Murray says the city cut off their electricity and water for good.
"I have the water in my swimming pool that I pump out for the toilets and to take a shower. And I bought a generator for electricity," said Murray.
The Murrays are one of four families whose lives were suddenly disrupted when the hillside crumbled. The families who lived in the other red-tagged homes moved out.
The Murrays hoped and prayed the hillside would be fixed sooner than later. So far, it has been later and later.
"It's very difficult because, you know, you don't have drinking water ... You have to go get drinking water. It's been a real pain," said Murray. "You don't have electricity at night. You don't have anything."

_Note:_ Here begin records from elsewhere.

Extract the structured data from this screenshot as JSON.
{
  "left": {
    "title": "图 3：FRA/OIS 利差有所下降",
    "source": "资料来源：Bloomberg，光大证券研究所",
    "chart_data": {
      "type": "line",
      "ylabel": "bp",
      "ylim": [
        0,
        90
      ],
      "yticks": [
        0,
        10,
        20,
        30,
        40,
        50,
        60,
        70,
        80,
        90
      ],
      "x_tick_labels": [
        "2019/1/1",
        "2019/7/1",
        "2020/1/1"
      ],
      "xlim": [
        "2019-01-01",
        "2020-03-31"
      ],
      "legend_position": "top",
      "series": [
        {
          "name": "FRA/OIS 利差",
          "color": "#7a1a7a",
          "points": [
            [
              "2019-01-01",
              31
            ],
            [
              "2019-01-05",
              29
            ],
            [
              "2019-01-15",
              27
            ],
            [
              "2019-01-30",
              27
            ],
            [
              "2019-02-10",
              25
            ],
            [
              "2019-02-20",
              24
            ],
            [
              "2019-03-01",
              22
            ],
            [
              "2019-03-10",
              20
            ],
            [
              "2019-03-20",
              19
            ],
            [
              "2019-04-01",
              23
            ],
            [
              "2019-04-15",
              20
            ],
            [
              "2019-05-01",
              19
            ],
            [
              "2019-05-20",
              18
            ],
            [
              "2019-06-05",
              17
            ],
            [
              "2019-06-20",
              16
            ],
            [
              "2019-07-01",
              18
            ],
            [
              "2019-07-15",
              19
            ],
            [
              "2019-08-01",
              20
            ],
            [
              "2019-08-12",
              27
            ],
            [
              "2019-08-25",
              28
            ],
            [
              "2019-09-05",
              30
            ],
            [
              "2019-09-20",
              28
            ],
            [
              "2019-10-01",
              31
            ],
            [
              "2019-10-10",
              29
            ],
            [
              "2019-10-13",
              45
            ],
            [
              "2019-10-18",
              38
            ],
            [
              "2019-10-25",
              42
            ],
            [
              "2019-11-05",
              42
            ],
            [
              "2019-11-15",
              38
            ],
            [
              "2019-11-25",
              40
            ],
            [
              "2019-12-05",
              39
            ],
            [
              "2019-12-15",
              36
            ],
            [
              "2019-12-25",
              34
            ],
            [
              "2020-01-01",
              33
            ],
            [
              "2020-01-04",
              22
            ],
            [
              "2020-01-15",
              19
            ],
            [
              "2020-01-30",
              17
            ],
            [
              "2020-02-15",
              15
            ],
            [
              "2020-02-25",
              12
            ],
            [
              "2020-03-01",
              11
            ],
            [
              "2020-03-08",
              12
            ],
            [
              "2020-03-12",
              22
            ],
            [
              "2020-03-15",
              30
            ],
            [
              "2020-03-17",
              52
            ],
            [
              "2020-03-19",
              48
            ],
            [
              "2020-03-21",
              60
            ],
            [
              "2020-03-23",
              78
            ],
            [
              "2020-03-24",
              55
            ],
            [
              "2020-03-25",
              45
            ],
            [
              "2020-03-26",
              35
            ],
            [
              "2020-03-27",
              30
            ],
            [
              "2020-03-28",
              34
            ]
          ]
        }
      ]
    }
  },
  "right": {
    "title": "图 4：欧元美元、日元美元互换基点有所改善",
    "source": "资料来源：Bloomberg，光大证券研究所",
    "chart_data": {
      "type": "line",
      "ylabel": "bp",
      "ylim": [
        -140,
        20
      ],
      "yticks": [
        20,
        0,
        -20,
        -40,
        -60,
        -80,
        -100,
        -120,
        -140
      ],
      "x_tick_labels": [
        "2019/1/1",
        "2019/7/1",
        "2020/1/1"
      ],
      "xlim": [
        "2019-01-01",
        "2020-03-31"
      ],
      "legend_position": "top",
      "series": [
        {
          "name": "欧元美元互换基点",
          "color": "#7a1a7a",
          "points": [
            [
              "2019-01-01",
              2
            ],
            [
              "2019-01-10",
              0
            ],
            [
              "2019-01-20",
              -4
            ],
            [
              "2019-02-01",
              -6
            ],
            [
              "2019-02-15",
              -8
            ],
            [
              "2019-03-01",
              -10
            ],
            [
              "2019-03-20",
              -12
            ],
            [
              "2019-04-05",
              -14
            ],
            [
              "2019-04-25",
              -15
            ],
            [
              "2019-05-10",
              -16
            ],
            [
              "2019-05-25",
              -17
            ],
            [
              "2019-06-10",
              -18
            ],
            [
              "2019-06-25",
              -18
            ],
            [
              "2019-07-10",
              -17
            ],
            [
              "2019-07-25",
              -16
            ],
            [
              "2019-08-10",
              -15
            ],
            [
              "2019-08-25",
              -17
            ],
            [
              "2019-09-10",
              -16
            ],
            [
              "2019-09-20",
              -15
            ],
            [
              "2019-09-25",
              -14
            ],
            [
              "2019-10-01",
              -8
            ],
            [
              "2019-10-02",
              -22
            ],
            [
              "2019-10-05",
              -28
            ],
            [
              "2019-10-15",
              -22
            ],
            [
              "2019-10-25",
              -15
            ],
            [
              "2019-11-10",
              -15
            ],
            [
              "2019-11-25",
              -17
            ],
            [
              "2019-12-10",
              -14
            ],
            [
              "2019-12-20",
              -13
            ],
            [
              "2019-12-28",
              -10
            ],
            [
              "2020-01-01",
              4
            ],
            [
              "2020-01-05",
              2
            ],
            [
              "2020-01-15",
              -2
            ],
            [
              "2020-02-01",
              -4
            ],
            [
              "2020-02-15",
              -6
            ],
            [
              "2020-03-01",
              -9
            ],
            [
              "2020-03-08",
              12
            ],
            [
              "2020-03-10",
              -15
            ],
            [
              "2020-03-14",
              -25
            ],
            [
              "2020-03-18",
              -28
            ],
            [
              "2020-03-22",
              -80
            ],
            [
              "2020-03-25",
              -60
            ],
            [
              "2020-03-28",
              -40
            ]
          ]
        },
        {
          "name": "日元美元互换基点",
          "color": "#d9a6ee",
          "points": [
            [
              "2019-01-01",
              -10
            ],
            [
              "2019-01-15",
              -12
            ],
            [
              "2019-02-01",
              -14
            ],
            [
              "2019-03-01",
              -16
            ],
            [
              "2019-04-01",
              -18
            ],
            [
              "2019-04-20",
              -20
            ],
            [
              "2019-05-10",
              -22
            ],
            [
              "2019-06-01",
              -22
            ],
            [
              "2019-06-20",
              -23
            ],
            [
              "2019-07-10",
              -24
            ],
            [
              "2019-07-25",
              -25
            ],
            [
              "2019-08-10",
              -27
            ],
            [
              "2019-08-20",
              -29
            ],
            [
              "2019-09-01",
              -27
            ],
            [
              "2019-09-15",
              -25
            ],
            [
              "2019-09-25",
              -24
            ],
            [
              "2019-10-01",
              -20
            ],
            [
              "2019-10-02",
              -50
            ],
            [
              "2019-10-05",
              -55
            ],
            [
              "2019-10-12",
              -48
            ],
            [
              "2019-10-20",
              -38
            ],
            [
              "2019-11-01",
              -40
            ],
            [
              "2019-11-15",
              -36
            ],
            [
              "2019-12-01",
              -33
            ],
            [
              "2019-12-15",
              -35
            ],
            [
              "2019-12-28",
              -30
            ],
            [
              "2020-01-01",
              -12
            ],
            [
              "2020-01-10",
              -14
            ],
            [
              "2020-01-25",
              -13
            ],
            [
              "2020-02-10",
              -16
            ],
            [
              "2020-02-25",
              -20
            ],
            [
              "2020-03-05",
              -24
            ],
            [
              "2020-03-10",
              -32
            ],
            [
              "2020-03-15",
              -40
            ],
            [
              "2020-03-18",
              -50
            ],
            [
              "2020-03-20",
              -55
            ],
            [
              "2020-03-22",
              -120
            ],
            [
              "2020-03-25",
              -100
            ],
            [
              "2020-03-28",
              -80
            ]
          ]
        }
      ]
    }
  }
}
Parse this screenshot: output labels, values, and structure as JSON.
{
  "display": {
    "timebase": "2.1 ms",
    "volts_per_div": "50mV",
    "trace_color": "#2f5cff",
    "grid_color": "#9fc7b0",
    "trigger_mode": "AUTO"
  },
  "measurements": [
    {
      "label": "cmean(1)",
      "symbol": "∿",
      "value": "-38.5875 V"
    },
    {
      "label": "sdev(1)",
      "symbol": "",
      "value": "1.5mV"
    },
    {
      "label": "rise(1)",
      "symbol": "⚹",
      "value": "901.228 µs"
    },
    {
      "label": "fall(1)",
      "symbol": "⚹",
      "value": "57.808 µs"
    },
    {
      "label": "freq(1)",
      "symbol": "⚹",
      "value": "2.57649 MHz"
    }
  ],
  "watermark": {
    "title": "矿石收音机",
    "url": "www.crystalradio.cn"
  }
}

"The city has settled with us on the hillside -- to repair this hillside. And the neighbor next door to me, the Bank of America has settled, along with insurance companies. So we're just waiting on our attorneys to fix this hillside," continued Murray.
However, Murray says attorneys have convinced other families to hold out and sue the company responsible for shoring up the hillside. Those families declined to speak to Eyewitness News.
The families are suing Kleinfelder, the construction and engineering company that built the hillside. Kleinfelder did not respond to calls from Eyewitness News.
Murray says he isn't backing the suit because it's just going to drag things out a lot longer.
"I want this hillside fixed now. I really do," said Murray. "I feel the city could've forced -- once they've supplied the money -- they could've forced this repair."
The city is suing Kleinfelder to recover the money it settled and gave the affected families. The only thing city officials would tell Eyewitness News is that they want the hillside fixed as much as the residents do.
Murray says he has had enough and is moving out of his home and renting an apartment.